Paul Klee (1879-1940) qui, comme on le sait, était peintre, se délassait en jouant du violon. Lors de petits concerts privés, il maniait gracieusement l'archet en compagnie de sa femme pianiste et d'un violoncelliste de leurs amis. Il se plaisait même à dire : "Il n'y a guère qu'en musique que je n'ai jamais connu de doutes."
Un artiste véritable doute de son art jusqu'à son dernier souffle.Il en doute parce qu'il craint son talent indigne de son génie.

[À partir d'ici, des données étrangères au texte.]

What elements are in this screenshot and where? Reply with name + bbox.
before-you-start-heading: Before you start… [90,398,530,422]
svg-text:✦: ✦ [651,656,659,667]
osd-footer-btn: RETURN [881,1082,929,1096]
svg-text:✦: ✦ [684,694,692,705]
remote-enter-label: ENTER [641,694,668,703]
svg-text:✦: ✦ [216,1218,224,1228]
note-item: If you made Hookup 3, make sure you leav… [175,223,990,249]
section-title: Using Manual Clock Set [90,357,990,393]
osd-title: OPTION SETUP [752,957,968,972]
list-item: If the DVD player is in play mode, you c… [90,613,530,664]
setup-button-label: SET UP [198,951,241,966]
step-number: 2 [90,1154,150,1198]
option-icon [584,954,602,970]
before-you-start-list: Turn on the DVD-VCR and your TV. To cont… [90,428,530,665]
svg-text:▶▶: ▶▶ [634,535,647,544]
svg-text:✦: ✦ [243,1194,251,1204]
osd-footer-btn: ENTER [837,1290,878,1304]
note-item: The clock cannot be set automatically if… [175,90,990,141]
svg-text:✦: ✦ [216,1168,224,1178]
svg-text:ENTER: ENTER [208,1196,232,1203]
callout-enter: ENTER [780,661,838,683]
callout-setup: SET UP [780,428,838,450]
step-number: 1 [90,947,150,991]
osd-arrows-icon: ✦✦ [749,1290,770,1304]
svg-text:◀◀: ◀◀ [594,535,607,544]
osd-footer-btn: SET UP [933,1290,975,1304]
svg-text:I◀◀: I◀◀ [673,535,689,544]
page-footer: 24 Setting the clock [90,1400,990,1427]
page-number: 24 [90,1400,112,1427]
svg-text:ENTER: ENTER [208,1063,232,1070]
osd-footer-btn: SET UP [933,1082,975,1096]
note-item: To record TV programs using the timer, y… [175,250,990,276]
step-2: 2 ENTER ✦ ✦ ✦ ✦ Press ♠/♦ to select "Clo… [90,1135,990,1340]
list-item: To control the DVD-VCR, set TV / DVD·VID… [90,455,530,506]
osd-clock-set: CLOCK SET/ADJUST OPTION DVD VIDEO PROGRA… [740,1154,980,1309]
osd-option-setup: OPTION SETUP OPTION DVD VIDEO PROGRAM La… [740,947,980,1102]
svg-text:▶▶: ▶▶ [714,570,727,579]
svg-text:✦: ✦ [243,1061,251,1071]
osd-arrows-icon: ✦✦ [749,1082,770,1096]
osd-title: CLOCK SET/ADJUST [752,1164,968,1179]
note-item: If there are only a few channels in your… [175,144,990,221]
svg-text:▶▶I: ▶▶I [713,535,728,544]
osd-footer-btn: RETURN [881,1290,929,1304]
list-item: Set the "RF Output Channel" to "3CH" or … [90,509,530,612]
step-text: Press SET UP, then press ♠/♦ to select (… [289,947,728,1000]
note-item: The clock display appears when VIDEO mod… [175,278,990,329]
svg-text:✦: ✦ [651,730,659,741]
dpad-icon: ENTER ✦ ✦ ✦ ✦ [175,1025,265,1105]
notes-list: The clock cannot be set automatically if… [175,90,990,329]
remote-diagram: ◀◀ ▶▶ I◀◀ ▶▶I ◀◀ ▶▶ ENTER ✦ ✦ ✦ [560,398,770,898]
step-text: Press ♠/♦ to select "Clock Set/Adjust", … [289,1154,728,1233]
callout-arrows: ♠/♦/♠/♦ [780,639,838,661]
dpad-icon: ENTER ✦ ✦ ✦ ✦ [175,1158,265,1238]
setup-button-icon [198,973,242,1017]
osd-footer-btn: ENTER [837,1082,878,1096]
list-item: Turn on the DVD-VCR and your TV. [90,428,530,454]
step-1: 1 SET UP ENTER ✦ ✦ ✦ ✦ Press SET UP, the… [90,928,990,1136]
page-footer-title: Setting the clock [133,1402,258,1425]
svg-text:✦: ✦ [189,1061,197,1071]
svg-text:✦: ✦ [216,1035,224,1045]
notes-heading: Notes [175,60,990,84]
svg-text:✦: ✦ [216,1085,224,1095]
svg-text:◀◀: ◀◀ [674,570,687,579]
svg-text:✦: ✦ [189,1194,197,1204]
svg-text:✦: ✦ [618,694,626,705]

Il craint la suffisance et l'insuffisance du premier, il craint le découragement du second. Mais s'il pratique un art d'appoint, un art d'agrément, le talent qu'il y met le contente, car ailleurs est le péril, ailleurs est la raison de son être.
Le génie c'est l'être, et le talent le bien-être.

P.-S. Voir Daimôn, daemonarius, daemonicola.

mardi 6 novembre 2012

Edward Hopper (suite)

   "Edward Hopper est un mauvais peintre." C'est Hector Obalk qui le dit, et, comme c'est un spécialiste, on peut le croire. C'est vrai, Henri Rousseau peignait beaucoup moins bien que Gérôme, Bouguereau, Detaille, Meissonnier, Cabanel, etc. Ils avaient du talent, de la technique et la patience infinie de faire briller les casques. Ils auraient pu bâtir une tour Eiffel avec des allumettes! Peut-être même étaient-ils plus "artistes". Mais, à coup sûr, moins "poètes". Génie et talent sont sur une balance délicate. Les académiques font tout ce qu'ils veulent et les peintres "limités" comme Hopper seulement ce qu'ils peuvent.
   Tout le monde voit ce que le talent nous montre, mais le "génie" d'un Hopper nous ouvre à quelque chose d'insaisissable, maladroitement saisi,  peut-être, mais l'adresse en art est une menace de réduction. Le "bon" peintre séduit les apparences et les réduit d'autant.
   Le génie, c'est voir et faire, le talent, c'est bien faire (ou parfaire). Savoir "voir" l'invisible (1) et savoir "faire" le visible, c'est ce qui sépare le génie du talent.

 (1) L'invisible, c'est la métaphysique. La métaphysique est l'existence de ce qui n'existe pas, la réalité d'un irréel. La musique inutile de la pensée. L'art est immanence et transcendance, c'est à dire physique et métaphysique.